If this bromine-enriched air made it to Greenland, then traces of it would be recorded in the ice. And sure enough, this is exactly what they found.

Read More: Melting Greenland ice has not slowed down ocean circulation

Computer models confirm sea ice chemistry

But the scientists still needed to confirm that the bromine recorded in the ice core was specifically indicative of thin, first-year sea ice in the Canadian Arctic. So they used a computer model to simulate how bromine behaved over thick ice, thin ice, and the open sea.

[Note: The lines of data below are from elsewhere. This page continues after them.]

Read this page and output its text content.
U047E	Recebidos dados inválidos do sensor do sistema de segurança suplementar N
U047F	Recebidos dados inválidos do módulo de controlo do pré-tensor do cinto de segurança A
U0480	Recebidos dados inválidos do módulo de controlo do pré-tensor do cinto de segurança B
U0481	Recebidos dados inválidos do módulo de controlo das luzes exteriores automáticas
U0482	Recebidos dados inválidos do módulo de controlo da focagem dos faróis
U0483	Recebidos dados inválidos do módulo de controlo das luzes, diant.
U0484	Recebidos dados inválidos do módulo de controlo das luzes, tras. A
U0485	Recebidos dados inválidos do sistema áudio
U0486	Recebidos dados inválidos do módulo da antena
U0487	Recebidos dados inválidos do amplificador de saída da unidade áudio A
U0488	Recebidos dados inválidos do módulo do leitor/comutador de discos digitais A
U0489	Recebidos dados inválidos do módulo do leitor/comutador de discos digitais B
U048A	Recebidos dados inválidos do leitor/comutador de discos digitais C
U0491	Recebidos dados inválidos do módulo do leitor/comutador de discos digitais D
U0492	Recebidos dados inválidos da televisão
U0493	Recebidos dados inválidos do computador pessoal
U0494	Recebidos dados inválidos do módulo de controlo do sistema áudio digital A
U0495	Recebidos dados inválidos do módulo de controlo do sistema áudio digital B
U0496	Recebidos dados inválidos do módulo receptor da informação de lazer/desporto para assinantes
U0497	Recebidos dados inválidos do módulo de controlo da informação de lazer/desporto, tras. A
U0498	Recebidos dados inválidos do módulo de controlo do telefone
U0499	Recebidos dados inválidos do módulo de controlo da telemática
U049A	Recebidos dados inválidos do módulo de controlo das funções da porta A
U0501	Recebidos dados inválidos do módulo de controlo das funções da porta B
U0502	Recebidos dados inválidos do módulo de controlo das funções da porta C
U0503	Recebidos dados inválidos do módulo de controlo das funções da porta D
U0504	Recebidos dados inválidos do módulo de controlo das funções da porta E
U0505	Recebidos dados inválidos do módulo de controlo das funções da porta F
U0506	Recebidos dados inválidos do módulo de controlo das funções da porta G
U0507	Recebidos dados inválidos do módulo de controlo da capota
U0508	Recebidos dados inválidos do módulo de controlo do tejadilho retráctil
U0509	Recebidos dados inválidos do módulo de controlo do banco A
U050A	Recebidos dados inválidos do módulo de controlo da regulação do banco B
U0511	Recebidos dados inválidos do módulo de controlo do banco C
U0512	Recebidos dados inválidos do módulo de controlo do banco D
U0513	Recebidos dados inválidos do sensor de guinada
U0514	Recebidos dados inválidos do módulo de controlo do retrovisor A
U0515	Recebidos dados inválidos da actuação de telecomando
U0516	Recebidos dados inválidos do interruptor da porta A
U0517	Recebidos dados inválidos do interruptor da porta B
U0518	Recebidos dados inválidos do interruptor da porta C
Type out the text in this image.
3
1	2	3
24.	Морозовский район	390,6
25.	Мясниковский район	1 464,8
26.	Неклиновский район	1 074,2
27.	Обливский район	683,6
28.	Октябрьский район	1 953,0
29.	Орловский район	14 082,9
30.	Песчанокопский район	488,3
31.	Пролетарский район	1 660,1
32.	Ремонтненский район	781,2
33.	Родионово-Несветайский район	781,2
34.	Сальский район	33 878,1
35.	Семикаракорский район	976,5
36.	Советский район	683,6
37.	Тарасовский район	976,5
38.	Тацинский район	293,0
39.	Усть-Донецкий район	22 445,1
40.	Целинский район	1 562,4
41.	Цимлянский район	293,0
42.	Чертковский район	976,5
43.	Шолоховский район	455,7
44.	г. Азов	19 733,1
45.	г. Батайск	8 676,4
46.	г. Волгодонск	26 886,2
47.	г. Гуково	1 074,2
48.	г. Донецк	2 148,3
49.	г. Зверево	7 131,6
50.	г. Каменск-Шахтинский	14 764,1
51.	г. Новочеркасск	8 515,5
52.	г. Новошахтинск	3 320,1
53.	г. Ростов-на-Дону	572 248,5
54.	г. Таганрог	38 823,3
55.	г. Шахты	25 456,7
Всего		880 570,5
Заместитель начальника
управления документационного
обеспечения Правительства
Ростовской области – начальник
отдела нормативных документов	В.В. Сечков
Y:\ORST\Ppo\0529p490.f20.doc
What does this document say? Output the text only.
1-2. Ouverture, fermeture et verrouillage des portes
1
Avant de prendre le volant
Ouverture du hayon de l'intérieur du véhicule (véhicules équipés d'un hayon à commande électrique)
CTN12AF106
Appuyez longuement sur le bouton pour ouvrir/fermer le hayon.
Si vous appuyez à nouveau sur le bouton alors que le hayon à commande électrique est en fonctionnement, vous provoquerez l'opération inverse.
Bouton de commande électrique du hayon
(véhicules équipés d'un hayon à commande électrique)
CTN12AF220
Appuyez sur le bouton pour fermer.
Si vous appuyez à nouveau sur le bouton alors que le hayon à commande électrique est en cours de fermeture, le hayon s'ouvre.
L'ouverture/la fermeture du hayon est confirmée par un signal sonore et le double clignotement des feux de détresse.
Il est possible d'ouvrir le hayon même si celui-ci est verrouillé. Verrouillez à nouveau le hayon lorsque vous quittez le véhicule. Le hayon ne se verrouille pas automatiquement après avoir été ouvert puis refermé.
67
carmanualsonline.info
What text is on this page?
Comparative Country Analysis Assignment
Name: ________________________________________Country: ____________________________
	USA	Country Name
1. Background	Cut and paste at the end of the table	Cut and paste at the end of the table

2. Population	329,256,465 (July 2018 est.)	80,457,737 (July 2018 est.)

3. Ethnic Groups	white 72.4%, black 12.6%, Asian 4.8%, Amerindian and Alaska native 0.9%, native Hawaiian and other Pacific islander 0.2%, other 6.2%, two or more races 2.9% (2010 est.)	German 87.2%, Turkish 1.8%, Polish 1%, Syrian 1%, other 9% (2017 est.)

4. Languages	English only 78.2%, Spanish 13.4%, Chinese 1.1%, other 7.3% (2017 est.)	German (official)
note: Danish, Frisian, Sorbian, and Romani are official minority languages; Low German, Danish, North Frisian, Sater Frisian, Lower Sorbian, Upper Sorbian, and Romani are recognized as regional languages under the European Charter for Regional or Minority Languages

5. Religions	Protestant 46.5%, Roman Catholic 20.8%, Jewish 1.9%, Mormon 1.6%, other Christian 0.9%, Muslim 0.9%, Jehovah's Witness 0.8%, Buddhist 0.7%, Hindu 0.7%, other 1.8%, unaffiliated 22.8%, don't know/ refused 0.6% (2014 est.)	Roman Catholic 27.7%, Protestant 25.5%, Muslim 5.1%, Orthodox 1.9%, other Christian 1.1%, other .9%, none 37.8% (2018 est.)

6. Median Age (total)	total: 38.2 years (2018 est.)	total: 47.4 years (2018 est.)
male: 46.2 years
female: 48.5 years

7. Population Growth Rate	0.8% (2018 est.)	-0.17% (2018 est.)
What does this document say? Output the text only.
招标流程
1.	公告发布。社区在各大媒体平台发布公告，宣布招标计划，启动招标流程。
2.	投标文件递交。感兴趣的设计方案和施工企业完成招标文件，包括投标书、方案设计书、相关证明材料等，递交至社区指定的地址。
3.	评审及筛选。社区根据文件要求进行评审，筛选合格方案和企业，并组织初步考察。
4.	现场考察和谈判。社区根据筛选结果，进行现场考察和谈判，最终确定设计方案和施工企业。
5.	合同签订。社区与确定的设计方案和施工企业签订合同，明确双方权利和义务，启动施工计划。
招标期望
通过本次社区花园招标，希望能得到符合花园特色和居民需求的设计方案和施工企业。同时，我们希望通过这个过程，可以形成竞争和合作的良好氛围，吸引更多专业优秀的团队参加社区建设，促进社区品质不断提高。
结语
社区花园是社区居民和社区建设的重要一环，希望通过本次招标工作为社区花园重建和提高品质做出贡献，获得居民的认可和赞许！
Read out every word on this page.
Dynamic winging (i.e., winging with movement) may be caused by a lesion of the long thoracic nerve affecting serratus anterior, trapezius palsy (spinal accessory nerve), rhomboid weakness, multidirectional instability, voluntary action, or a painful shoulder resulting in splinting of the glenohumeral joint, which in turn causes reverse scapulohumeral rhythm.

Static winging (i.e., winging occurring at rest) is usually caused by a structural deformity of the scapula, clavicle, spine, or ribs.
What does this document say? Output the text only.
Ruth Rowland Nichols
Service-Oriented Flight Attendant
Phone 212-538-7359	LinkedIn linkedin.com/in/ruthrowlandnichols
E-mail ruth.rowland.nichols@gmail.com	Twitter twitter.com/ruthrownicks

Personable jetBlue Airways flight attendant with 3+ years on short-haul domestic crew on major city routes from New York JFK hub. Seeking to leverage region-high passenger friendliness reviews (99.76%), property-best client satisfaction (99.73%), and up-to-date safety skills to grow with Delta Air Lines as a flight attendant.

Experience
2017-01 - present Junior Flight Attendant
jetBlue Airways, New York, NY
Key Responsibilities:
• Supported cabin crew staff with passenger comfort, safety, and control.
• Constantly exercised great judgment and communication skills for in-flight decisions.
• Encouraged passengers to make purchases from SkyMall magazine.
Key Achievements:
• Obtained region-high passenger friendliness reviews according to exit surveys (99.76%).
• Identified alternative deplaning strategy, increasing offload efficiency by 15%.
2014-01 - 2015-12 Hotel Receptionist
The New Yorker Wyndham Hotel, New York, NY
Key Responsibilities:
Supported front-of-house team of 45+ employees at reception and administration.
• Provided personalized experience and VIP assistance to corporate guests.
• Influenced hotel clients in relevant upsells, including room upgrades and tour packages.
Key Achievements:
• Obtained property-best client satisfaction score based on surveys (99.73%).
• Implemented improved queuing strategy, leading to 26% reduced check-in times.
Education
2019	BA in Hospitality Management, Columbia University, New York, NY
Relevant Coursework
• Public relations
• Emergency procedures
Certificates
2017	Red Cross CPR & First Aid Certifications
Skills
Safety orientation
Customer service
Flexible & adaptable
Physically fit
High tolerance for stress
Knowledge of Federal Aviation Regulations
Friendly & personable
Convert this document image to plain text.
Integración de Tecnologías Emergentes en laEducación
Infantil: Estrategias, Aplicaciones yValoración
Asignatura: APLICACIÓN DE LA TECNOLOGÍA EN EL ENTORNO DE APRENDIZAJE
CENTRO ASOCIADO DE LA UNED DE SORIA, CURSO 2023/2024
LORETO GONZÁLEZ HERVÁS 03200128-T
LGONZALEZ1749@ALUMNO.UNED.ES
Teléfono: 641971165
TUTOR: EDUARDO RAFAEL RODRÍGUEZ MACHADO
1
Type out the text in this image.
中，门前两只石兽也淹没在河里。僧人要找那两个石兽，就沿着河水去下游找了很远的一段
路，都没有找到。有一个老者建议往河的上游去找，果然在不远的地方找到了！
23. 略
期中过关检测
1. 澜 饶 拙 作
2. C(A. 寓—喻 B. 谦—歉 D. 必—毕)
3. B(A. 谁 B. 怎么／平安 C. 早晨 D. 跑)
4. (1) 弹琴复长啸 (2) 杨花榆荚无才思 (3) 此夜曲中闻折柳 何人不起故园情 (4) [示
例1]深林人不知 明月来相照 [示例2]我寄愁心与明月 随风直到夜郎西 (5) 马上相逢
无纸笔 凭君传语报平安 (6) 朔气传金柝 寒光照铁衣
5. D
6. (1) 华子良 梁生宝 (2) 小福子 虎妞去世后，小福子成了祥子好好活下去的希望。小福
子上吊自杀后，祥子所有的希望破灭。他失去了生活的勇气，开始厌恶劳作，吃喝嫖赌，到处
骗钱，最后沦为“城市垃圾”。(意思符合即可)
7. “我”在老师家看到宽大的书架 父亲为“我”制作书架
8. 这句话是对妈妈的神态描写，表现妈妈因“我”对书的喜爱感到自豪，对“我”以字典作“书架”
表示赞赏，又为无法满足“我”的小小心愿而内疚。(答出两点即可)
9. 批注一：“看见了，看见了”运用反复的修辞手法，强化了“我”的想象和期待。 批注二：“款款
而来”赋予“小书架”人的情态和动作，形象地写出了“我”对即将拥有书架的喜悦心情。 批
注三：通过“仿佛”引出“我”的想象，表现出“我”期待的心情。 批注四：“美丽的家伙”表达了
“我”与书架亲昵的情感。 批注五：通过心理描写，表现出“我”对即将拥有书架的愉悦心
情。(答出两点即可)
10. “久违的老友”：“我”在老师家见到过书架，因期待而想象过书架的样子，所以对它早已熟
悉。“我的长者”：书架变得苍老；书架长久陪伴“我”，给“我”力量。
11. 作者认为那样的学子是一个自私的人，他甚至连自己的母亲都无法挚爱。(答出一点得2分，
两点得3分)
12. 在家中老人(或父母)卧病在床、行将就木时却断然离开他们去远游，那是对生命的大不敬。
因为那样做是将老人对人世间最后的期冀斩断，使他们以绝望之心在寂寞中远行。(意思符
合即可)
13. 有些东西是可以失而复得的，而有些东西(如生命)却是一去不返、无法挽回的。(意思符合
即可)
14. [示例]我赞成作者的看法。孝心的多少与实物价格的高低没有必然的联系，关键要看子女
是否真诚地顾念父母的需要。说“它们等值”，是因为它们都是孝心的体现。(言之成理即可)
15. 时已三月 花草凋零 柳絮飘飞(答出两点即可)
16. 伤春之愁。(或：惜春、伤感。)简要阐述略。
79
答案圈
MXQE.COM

“We wanted to see whether the numbers added up. How long does it take for these salts [bromine] to get to the ice core site? And can the enrichment processes that happens over the sea ice, explain the ratios and concentrations that we see in the ice core?” says Vallelonga.

They found that bromine was only enriched in the air above the young, fresh ice. And that this enrichment lasted for 72 hours from the time at which the bromine-explosion first started to form.

This was more than enough time to be transported the 1,000 km from the Canadian Arctic to the site of the ice core in West Greenland.

Read More: Arctic sea ice at a record low

Need more data to study rapid climate change

Marit-Solveig Seidenkrantz from the Arctic Research Centre at Aarhus University, Denmark, also studies Arctic sea ice.

“Sea ice is a hot topic, so to speak, and what they’re doing is to test a fairly new proxy that has been used in Antarctica and Svalbard, but not in Greenland before. So it’s great to have another proxy to reconstruct sea ice [in this area],” says Seidenkrantz.

She says more work is needed before we can confirm that ice throughout the entire Arctic basin was thinner 8,000 years ago, or that sea ice back then declined as quickly as it is right now.

“Their record has a resolution of about 20 years [i.e. each sample represents 20 years of ice deposition], which is great, but it’s not enough to see the fast changes, like what’s happening now,” she says.

“It’s a nice piece of work in the quest for a reliable sea ice chemical tracer,” writes Professor Christophe Kinnard, from the Université du Québec à Trois-Rivières, Canada, in an email to ScienceNordic.

Kinnard has previously published a reconstruction of Arctic sea ice extent over the last 1,500 years.

See how scientists from the Niels Bohr Institute set about drilling the 2.5 kilometre long ice core used in the new study. (Video: Niels Bohr Institute)

Preliminary study will be expanded

Kinnard is also cautious not to get too excited over one single ice core record. We can only assume that the atmospheric circulation patterns that carried bromine from the Canadian Arctic to Greenland were the same back then as they are today, he says, but we do not know this for sure.

“This is perhaps the only lingering doubt I have about their results,” he writes. “And this is in fact a problem affecting any reconstruction based on a single ice core record, not only theirs.”

Vallelonga is aware of these issues. He says this study is just the first stage.

“This paper really establishes the baseline and reference point for future work,” says Vallelonga.

“Now, we can use bromine to start to see what happened with sea ice, to look at different sectors over the Arctic, and to look in more detail at rapid and abrupt changes that are analogous to the situation today.”